By Vilasini Roy
TO THOSE who caught sight of the advertisement, and saw what it offered, it looked like a meal ticket for life. Investors were urged to put their money in goat farming, and assured that it would double in just three years. Adding meat to the offer was the promise of an additional monthly return of 2 percent.
Manish Khurana, CEO of Gurgaon-based Beetal Livestock and Farm, which put out the ad, explains how to get on the gravy train. “We have over 3,500 goats at our farms in Sohna and Bikaner,” he says. “A minimum investment of Rs.6,000 makes you the owner of a goat, which the company looks after. The goat is also covered by a government-owned insurance company.”
But not everybody is buying into it. Financial planner Gaurav Mushruwala is one such sceptic. “If a scheme sounds too good to be true, it probably is,” he says, implying a scam. That may or may not be, as goat farms are sprouting all over the country. India after all has the world’s second largest population of goats — 124.36 million in the last count from 2003, made available by the Animal Husbandry Department.

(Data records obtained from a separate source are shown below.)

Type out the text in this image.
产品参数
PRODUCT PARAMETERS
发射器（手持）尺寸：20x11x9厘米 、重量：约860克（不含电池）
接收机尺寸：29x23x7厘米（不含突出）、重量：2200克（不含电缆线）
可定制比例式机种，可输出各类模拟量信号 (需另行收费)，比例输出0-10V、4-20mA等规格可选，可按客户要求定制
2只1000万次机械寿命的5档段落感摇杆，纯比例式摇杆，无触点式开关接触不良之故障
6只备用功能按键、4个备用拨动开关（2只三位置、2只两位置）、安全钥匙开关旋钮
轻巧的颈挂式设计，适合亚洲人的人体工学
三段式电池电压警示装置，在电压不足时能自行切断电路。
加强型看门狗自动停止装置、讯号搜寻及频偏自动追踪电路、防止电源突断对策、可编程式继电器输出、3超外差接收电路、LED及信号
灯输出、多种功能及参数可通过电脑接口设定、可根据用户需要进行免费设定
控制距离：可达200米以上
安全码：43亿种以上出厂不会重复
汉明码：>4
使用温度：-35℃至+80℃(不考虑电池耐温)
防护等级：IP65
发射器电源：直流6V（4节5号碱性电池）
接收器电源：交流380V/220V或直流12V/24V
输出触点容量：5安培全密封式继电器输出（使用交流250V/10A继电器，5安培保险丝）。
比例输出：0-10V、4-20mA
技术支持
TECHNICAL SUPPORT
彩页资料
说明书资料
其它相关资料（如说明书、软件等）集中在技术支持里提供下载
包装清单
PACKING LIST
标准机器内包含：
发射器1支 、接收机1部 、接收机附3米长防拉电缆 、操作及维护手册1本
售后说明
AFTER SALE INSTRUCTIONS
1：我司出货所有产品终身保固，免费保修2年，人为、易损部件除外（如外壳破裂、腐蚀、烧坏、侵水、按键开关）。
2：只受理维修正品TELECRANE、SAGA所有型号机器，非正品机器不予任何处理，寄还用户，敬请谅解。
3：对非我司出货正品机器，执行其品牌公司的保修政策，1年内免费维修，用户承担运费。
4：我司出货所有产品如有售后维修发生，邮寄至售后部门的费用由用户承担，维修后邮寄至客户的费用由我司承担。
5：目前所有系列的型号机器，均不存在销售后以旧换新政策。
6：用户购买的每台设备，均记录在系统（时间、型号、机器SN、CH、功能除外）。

Goat rearing makes sense for several reasons: it requires minimal initial investment; goats are easy to rear and inexpensive to maintain; ten goats can be had for the price of a cow; the animals graze on land that is not suitable for farming or rearing other livestock; and they have short reproductive cycles, with a gestation period of just around five months, and give birth to between two and four offspring.
Small wonder, then, that the government is so keen to promote goat farming. Yes, Beetal Livestock may be talking sense after all.